Но я ходил на работу не затем, конечно, чтобы попытаться выбить какую-то норму в ямке из камня, а просто подышать воздухом, попросить, если дадут, лишнюю миску супа.
В городе, даже в лагерном городе, каким был поселок Ягодный, было лучше, чем в изоляторе, где пропахло смертным потом каждое бревно.
За выходы на работу давали суп и хлеб, или суп и кашу, или суп и селедку. Гимн колымской селедке я еще успею написать, единственному белку арестанта, — ведь не мясо же на Колыме сохраняет белковый баланс. Это сельдь подбрасывает последние поленья в энергетическую топку доходяги. И если доходяга сохранил жизнь, то именно потому, что он ел сельдь, соленую, конечно, и пил — вода в этом смертном балансе не в счет.
А самое главное — на воле было можно разжиться табаком, курнуть, понюхать, когда товарищ курит, если уж не покурить. В зловредность никотина, в канцерогенность табака ни один арестант не поверит. Впрочем, дело может объясняться ничтожным разведением этой капли никотина, которая убивает лошадь.
«Дыхнуть» — курнуть раз, все-таки, наверно, мало яда и много мечтательности, удовлетворения.
Табак — это высшая радость арестанта, продолжение жизни.

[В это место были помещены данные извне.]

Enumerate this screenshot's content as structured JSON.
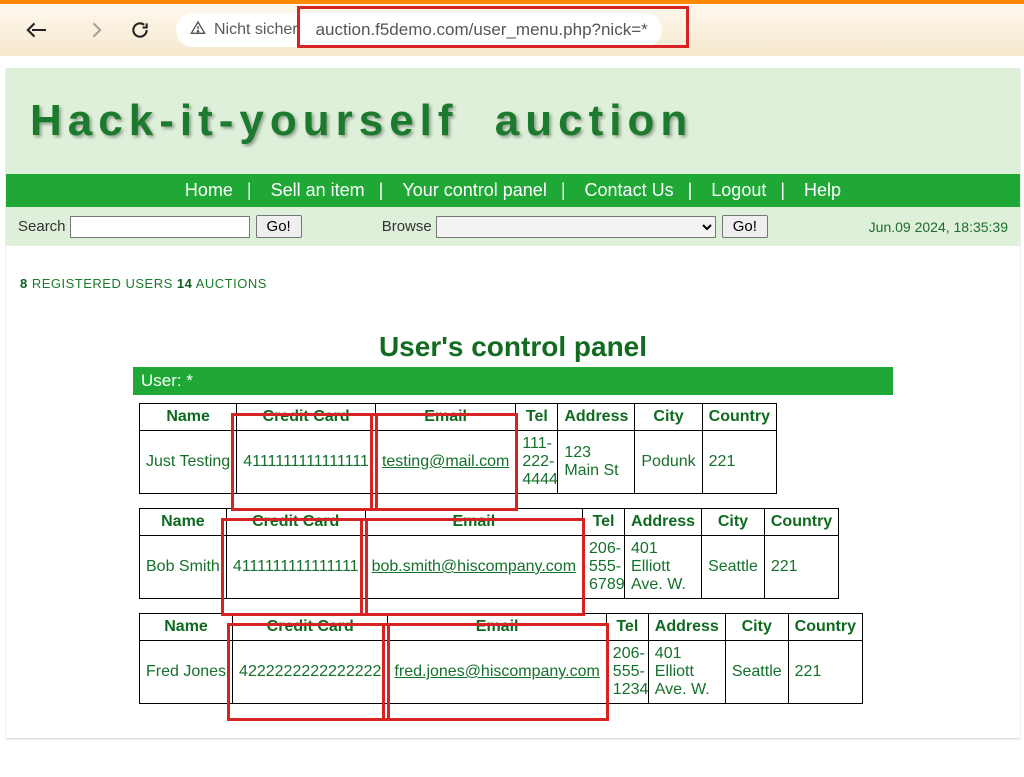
{
  "browser": {
    "security_label": "Nicht sicher",
    "url": "auction.f5demo.com/user_menu.php?nick=*"
  },
  "banner": {
    "title": "Hack-it-yourself auction"
  },
  "nav": {
    "home": "Home",
    "sell": "Sell an item",
    "panel": "Your control panel",
    "contact": "Contact Us",
    "logout": "Logout",
    "help": "Help"
  },
  "util": {
    "search_label": "Search",
    "search_go": "Go!",
    "browse_label": "Browse",
    "browse_go": "Go!",
    "timestamp": "Jun.09 2024, 18:35:39"
  },
  "stats": {
    "users_n": "8",
    "users_lbl": " REGISTERED USERS   ",
    "auc_n": "14",
    "auc_lbl": " AUCTIONS"
  },
  "panel": {
    "title": "User's control panel",
    "user_line": "User: *",
    "headers": {
      "name": "Name",
      "cc": "Credit Card",
      "email": "Email",
      "tel": "Tel",
      "addr": "Address",
      "city": "City",
      "country": "Country"
    },
    "rows": [
      {
        "name": "Just Testing",
        "cc": "4111111111111111",
        "email": "testing@mail.com",
        "tel": "111-222-4444",
        "addr": "123 Main St",
        "city": "Podunk",
        "country": "221"
      },
      {
        "name": "Bob Smith",
        "cc": "4111111111111111",
        "email": "bob.smith@hiscompany.com",
        "tel": "206-555-6789",
        "addr": "401 Elliott Ave. W.",
        "city": "Seattle",
        "country": "221"
      },
      {
        "name": "Fred Jones",
        "cc": "4222222222222222",
        "email": "fred.jones@hiscompany.com",
        "tel": "206-555-1234",
        "addr": "401 Elliott Ave. W.",
        "city": "Seattle",
        "country": "221"
      }
    ]
  }
}
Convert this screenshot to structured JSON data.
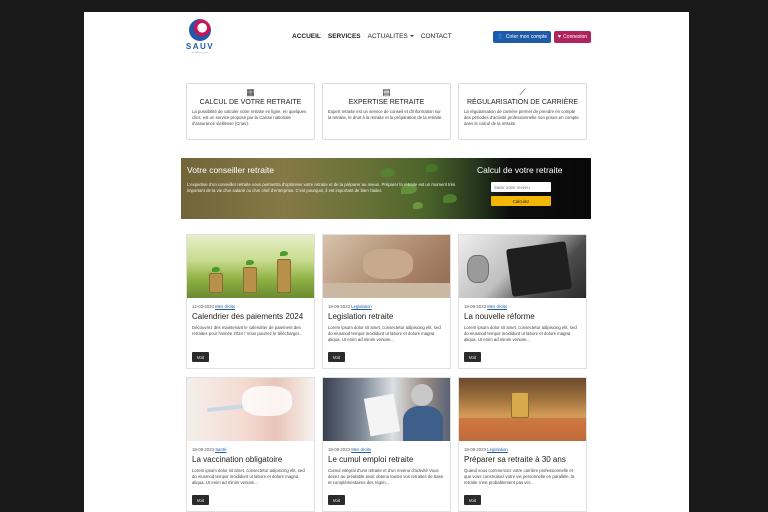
{
  "nav": {
    "logo_text": "SAUV",
    "logo_sub": "assurance retraite",
    "items": [
      "ACCUEIL",
      "SERVICES",
      "ACTUALITES",
      "CONTACT"
    ],
    "create_account": "Créer mon compte",
    "login": "Connexion"
  },
  "services": [
    {
      "icon": "calculator-icon",
      "title": "CALCUL DE VOTRE RETRAITE",
      "text": "La possibilité de calculer votre retraite en ligne, en quelques clics, est un service proposé par la Caisse nationale d'assurance vieillesse (Cnav)."
    },
    {
      "icon": "calendar-icon",
      "title": "EXPERTISE RETRAITE",
      "text": "Expert retraite est un service de conseil et d'information sur la retraite, le droit à la retraite et la préparation de la retraite."
    },
    {
      "icon": "chart-icon",
      "title": "RÉGULARISATION DE CARRIÈRE",
      "text": "La régularisation de carrière permet de prendre en compte des périodes d'activité professionnelle non prises en compte dans le calcul de la retraite."
    }
  ],
  "banner": {
    "title": "Votre conseiller retraite",
    "text": "L'expertise d'un conseiller retraite vous permettra d'optimiser votre retraite et de la préparer au mieux. Préparer la retraite est un moment très important de la vie d'un salarié ou d'un chef d'entreprise. C'est pourquoi, il est important de bien l'aider.",
    "calc_title": "Calcul de votre retraite",
    "input_placeholder": "Saisir votre revenu",
    "calc_button": "Calculez"
  },
  "cards": [
    {
      "date": "12-02-2024",
      "category": "Mes droits",
      "title": "Calendrier des paiements 2024",
      "text": "Découvrez dès maintenant le calendrier de paiement des retraites pour l'année 2024 ! Vous pourrez le télécharger...",
      "button": "Voir"
    },
    {
      "date": "18-09-2023",
      "category": "Legislation",
      "title": "Legislation retraite",
      "text": "Lorem ipsum dolor sit amet, consectetur adipiscing elit, sed do eiusmod tempor incididunt ut labore et dolore magna aliqua. Ut enim ad minim veniam...",
      "button": "Voir"
    },
    {
      "date": "18-09-2023",
      "category": "Mes droits",
      "title": "La nouvelle réforme",
      "text": "Lorem ipsum dolor sit amet, consectetur adipiscing elit, sed do eiusmod tempor incididunt ut labore et dolore magna aliqua. Ut enim ad minim veniam...",
      "button": "Voir"
    },
    {
      "date": "18-09-2023",
      "category": "Santé",
      "title": "La vaccination obligatoire",
      "text": "Lorem ipsum dolor sit amet, consectetur adipiscing elit, sed do eiusmod tempor incididunt ut labore et dolore magna aliqua. Ut enim ad minim veniam...",
      "button": "Voir"
    },
    {
      "date": "18-09-2023",
      "category": "Mes droits",
      "title": "Le cumul emploi retraite",
      "text": "Cumul intégral d'une retraite et d'un revenu d'activité Vous devez au préalable avoir obtenu toutes vos retraites de base et complémentaires des régim...",
      "button": "Voir"
    },
    {
      "date": "18-09-2023",
      "category": "Legislation",
      "title": "Préparer sa retraite à 30 ans",
      "text": "Quand vous commencez votre carrière professionnelle et que vous construisez votre vie personnelle en parallèle, la retraite n'est probablement pas ver...",
      "button": "Voir"
    }
  ]
}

Повторяю, что я не знаю, жизнь — благо или нет.
Доверяя лишь звериному чутью, я двигался по улицам Ягодного. Работал, долбил ямки ломом, скреб лопатой, чтоб хоть что-нибудь выскрести для столбов поселка, известного мне очень хорошо. Там меня судили всего год назад — дали десять лет, оформили «врага народа». Этот приговор десятилетний, новый срок, начатый так недавно, и остановил, конечно, оформление нового дела отказчика. За отказы, за филонство срок добавить можно, но когда новый срок только начат — трудно.
Водили нас на работу под большим конвоем — как-никак мы были люди следственные, если еще люди…
Я занимал свое место в каменной ямке и старался разглядывать прохожих — мы работали как раз на дороге, а зимой новые тропы на Колыме не пробиваются ни в Магадане, ни на Индигирке.
Цепочка ямок тянулась вдоль улицы — конвой наш, как ни велик, растянут был вне положенного по инструкции предела.
Навстречу нам, вдоль наших ямок, вели большую бригаду или группу людей, еще не ставших бригадой. Для этого надо разделить людей на группы по количеству не менее трех и дать им конвой с винтовками. Людей этих только что сгрузили с машин. Машины стояли тут же.